Both cases are examples of forwards ‘getting a yard on’ the defender, which is usually a symptom of a lack of awareness from said defender, or of them not having anticipated that a forward might be making a run around them.

It might actually be worth unpacking that latter thing a little, because it’s a sub-or-semi conscious process that is doing a tremendous amount of work. If you’re a defender in your own box, and there’s a striker just off your shoulder, and the ball is in a position where the opponents could cross it, you need to be predicting what that forward will do next.

You need to base it on where they were when you last looked at them and on the situation the ball is in. For example, if the striker’s drifted a yard or so away from you and the opponent on the ball has driven to the byline and looks like they’re going to drive it low, you should be anticipating a run across you. But if the striker’s in the same position and the opponent on the ball is having to put in more of an arced back-post cross then you should be ready to backpedal.

Various things can go wrong for the defender. Not scanning around them enough means they lose track of the forward and therefore of what the forward is likely to do. They’re left purely to react to the flight of whatever pass comes in. They could also mis-read the situation on the ball, meaning that while they know where the striker is they could be slow to react to their run simply because it takes them longer to process what delivery is coming in.

Anyway. What does this have to do with tracking data?

You might be able to use it to measure a defender’s reaction time to a cross, although that presupposes that they need to move in order to deal with it. If there’s a delivery straight to them and they don’t need to move positionally then the tracking data’s unlikely to pick up how well they reacted to it.

There’s also the option of looking at how players react to runs across them. For Williamson’s second goal, it seems like she wasn’t aware that Bruun would be running across her, and it might be possible to see, with the tracking data, if that was a consistent trend.

However, there are times when forwards run across defenders and the defender is right to leave the run. The defender might have accurately read the body positioning of the player on the ball to foresee that they would play a cut-back to the edge of the 18-yard box, in which case said defender should switch their focus to blocking a shot from that area rather than a shot from the striker running across them eight yards from goal.

There’s been talk and research on determining zones that players are responsible for, and then looking at what happens within those zones, has been done before. Thom Lawrence sparked an analytics love affair with polygons with PATCH, and the Barcelona Innovation Hub have done a bit with tracking data in section 4 of their paper here.

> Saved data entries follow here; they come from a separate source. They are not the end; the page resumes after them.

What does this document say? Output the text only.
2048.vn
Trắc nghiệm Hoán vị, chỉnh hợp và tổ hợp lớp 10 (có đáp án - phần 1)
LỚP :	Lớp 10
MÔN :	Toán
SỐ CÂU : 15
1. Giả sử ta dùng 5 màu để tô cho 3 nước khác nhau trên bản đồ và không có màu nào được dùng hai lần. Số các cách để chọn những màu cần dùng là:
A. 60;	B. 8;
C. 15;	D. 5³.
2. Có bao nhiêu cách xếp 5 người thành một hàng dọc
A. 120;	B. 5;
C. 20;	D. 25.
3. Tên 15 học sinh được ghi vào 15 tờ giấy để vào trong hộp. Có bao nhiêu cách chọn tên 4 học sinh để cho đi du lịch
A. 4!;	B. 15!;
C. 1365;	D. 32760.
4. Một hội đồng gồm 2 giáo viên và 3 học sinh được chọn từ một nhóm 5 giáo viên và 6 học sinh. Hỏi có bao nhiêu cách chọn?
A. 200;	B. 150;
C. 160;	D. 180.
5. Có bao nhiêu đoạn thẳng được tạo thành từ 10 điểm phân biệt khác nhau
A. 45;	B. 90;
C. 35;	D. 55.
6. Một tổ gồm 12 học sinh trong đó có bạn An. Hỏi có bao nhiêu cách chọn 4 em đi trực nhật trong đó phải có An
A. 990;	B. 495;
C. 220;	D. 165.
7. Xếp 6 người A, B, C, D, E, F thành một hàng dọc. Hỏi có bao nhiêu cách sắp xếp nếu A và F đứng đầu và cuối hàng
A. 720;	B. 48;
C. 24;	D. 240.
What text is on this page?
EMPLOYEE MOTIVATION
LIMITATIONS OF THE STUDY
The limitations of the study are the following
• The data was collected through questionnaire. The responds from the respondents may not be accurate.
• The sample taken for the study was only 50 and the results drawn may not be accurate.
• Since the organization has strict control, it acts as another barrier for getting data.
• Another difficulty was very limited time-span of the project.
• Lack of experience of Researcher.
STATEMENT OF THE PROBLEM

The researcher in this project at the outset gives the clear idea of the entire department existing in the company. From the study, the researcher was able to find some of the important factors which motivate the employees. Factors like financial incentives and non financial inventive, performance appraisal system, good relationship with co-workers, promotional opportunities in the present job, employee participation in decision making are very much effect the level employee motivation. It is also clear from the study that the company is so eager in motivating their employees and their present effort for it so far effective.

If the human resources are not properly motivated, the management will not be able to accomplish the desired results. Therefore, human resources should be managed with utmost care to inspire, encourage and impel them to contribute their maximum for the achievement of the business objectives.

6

I’d be interested to know how the latter method deals with instances defending deep in the box, where things are a lot messier and the method of determining an average position over the past two minutes might not work (although I also may not understand the process).

One big positive of the Barça method is that it uses that ‘past two minutes’ to determine an expected position of players, and builds the ‘zones of responsibility’ around these expected positions. See below image from the paper — the key here is that, for example, the No.6 isn’t designated a larger space of responsibility because of the change in positioning of No.8.

Caption — Screenshot from the paper, with players' assigned defensive zones and their positions in relation to them

The reason why this could be an advantage is that a player’s zone of responsibility doesn’t increase if a teammate is out of position. (The potential downside is that if a teammate is out of position and they move across to cover, then they might not be guarding their own zone of responsibility for reasons that a model might not pick up).

To return to Williamson, would a model like this help determine whether she has a problem with strikers making runs around her in the box?

Maybe. It seems promising. You could count all the instances where a striker gets across her and gets a touch on the ball. But for the ‘accurately reading a deep cut-back’ reason I mentioned before, it might not be able to pick up instances where a striker got a run and didn’t touch the ball without a handful of false positives.

Football is hard. And this is only one part of defending. Football is very hard.

Shout-out corner

This piece, from Charles William, is neat on using tracking data and the concept of pressure and creating something that seems actionable. (As someone who writes a newsletter that is very often “here are some ~thoughts~” I feel I should always credit people who make things that are actually useful).

Also a general shout-out to the women’s Champions League. The semi-finals take place on Tuesday (Wolfsburg vs Barcelona) and Wednesday (Lyon vs PSG) with the final on Sunday 30th. It’s good stuff.